When it comes to the people he’s admired most over his long career, Iacoviello quickly brought up the former CEO of Chicagoland retailer Abt Electronics, Bob Abt, who passed away in 2015, as someone he respected and admired greatly. Abt is often credited with raising the bar for ethical retail.
Almo Corp. Chairman Gene Chaiken’s name was quickly uttered as well – as a man who built Almo into the behemoth it is today. “When I look at these two gentlemen, and that’s exactly what they are, gentlemen, I realize there aren’t too many like them in the business today – true merchants that I essentially grew up with in this business.”
On the manufacturer side he points to former Panasonic CEO Don Iwatani, whom he credits with showing him the ropes in his early years, and Mike Aguilar, also a former executive at Panasonic, who became a mentor for the “tough but fair” style Iacoviello would later adapt.
Of the many bits of advice he’s both taken, and passed along, one in particular stands out. “The best piece of business advice I ever got, and it’s also the best life advice I ever got, is don’t burn bridges,” he said. “Because you never know where that person will be later in your career – this is a small industry in many ways.”
As for the future of the consumer electronics space, Iacoviello said he sees the pace at which the industry is currently moving only picking up speed.

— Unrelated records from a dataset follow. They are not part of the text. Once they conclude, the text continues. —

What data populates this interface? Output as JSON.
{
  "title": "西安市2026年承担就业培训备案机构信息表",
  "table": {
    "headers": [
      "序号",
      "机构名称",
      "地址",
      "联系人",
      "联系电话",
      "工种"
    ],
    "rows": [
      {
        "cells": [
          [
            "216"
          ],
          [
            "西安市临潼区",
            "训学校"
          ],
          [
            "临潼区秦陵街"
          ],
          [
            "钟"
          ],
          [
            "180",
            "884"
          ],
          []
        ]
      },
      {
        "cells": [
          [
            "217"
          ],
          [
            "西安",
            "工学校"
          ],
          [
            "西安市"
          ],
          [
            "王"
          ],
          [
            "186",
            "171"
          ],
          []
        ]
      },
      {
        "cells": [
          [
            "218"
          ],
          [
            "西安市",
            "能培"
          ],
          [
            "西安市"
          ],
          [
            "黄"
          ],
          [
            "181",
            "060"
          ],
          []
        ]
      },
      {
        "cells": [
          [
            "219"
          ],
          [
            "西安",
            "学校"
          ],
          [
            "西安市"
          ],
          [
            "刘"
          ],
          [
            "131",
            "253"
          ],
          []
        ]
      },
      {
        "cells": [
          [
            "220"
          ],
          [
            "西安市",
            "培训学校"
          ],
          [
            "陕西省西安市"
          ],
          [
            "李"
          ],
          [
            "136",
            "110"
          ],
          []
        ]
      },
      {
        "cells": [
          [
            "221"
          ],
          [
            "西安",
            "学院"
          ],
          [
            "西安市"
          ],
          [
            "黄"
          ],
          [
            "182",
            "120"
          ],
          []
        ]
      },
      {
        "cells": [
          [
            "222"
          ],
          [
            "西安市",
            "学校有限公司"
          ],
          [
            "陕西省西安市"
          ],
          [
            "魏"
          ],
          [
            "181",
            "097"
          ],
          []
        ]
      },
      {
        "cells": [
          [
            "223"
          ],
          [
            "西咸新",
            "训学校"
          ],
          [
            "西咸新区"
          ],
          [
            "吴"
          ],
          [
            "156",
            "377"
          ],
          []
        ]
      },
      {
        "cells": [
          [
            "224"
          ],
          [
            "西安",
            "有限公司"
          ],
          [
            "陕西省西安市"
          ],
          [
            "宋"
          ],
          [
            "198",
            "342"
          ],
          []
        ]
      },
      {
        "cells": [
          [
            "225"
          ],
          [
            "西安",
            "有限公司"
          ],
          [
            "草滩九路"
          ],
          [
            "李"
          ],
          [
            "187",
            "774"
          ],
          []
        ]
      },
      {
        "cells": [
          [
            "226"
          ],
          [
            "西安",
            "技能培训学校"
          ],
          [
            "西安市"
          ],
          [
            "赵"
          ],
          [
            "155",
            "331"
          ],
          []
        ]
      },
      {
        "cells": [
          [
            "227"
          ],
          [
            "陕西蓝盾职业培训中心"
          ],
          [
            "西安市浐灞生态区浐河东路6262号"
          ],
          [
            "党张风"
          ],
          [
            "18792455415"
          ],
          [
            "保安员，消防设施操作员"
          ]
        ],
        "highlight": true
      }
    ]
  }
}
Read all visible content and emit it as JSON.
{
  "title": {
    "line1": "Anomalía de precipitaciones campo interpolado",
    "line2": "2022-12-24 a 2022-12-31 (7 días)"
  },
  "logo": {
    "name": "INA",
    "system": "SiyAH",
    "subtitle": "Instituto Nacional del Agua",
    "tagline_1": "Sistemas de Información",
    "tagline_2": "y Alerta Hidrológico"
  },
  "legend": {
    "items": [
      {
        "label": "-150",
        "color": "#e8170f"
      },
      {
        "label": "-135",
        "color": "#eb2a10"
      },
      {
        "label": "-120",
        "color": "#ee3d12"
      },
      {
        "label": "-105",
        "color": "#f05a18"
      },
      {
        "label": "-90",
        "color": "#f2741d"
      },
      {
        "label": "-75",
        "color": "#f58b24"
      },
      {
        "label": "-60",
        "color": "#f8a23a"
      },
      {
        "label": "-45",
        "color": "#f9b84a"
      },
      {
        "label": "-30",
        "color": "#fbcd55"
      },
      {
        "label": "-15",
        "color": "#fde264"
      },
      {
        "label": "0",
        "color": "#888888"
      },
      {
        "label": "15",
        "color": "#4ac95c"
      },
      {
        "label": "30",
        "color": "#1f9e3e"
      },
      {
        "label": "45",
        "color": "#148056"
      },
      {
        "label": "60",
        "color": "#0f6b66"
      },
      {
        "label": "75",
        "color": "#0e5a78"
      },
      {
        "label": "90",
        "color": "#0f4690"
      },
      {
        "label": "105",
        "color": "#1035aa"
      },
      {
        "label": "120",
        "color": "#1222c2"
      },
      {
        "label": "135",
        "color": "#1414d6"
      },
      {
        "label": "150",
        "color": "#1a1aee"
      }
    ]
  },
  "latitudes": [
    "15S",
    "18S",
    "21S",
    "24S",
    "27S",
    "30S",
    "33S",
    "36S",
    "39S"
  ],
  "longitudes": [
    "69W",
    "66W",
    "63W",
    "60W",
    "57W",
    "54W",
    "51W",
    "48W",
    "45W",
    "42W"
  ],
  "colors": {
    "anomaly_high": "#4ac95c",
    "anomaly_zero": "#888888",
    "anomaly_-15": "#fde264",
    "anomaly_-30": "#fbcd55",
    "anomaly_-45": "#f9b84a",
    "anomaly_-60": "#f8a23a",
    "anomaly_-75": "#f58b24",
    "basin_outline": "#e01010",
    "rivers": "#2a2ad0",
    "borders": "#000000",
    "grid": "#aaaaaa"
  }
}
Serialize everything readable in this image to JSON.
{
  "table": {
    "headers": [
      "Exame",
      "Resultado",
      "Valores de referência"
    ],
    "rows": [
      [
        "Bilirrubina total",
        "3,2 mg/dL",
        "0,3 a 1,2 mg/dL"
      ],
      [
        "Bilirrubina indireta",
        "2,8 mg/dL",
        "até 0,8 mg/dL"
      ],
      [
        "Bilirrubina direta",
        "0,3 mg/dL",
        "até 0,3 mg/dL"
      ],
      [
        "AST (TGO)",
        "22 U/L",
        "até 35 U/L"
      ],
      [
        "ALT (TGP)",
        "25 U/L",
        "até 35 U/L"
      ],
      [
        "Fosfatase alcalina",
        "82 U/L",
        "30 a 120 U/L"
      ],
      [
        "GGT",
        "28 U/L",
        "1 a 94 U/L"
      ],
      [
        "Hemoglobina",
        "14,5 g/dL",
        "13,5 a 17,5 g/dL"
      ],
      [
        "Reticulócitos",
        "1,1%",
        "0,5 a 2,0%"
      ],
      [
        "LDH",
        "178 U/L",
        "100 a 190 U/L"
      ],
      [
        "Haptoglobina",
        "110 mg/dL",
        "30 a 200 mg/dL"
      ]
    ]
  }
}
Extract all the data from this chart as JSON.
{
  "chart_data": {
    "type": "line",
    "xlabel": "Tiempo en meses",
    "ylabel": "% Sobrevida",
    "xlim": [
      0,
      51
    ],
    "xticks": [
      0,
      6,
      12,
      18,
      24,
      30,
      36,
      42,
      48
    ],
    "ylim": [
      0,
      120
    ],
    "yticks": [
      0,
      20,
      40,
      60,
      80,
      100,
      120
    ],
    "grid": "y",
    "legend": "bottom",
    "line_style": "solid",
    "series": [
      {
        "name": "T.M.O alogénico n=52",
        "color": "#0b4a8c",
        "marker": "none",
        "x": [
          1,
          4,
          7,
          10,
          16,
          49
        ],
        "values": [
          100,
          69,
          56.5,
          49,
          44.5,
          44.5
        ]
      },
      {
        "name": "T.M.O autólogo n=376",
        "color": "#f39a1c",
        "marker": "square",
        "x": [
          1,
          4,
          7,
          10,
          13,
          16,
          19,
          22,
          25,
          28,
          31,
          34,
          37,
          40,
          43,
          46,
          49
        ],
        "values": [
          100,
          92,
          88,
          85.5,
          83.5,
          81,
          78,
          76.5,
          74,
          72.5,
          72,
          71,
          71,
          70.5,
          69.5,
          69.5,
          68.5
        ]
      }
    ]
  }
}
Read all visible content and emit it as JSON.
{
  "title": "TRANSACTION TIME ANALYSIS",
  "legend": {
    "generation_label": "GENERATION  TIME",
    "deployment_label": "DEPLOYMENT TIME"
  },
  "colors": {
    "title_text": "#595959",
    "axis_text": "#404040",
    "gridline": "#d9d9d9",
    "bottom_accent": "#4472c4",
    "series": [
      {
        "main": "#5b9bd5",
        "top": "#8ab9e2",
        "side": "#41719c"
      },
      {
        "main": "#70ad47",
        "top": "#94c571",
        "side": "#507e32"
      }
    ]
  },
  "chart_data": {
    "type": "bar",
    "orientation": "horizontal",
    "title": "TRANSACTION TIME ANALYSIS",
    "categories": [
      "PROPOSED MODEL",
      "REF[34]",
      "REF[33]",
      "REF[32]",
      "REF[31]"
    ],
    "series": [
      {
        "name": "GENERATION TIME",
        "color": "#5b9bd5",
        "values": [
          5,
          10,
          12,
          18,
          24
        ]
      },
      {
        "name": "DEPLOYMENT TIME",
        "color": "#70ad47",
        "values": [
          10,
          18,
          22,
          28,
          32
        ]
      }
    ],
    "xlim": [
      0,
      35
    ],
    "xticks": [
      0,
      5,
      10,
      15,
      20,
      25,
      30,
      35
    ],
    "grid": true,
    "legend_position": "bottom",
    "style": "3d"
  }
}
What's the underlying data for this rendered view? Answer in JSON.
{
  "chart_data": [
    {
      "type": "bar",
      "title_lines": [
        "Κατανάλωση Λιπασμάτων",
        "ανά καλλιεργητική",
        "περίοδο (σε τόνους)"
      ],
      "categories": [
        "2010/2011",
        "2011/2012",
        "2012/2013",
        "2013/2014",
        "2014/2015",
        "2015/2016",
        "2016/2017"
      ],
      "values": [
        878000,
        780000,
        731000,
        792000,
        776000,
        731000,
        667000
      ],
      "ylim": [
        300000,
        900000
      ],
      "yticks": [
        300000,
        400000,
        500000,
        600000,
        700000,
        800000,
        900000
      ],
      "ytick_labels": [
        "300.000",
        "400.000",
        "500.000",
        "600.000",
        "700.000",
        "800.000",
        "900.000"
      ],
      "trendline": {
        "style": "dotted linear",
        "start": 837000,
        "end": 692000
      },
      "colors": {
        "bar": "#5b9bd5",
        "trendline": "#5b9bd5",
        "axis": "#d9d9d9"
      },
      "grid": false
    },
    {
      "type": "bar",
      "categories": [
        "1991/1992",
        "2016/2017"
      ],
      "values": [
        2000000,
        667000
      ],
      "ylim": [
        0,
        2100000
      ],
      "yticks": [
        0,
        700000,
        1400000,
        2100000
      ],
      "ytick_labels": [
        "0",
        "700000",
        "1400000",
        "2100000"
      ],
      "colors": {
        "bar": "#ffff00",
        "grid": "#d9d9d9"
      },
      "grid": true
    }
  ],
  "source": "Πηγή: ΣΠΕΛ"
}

And he added that omnichannel is the very definite direction retail is heading in. “The brick-and-mortar-only guys are in for a tough time, and the smart online retailers are all adding some kind of a physical location element,” he said.
Lastly, Iacoviello sees the connected home concept hitting the fast lane, but stressed that the winners in that race will be those that take the category’s sometimes complicated message and simplify it for the large percentage of consumers that are still a bit confused by it all. “Those that are able to simplify this connected home message, how it all works and what the benefits are, they will be the big winners in this space going forward,” he explained.
At BSH, that message is pretty clear, as the website states: Our goal is to be so familiar with the needs of consumers that we create innovations that offer tangible benefits for customers and lead the way with our developments.
In a career full of changes, one constant remains, and this is Iacoviello’s passion for music. From the time he earned a full scholarship to play the trumpet for the Valley Forge Military Academy and Junior College Band, to his yearly responsibility today of bringing the karaoke equipment to the BSH annual sales meeting, there is always music playing in and around John Iacoviello – and a large percentage of the songs have undoubtedly been happy ones.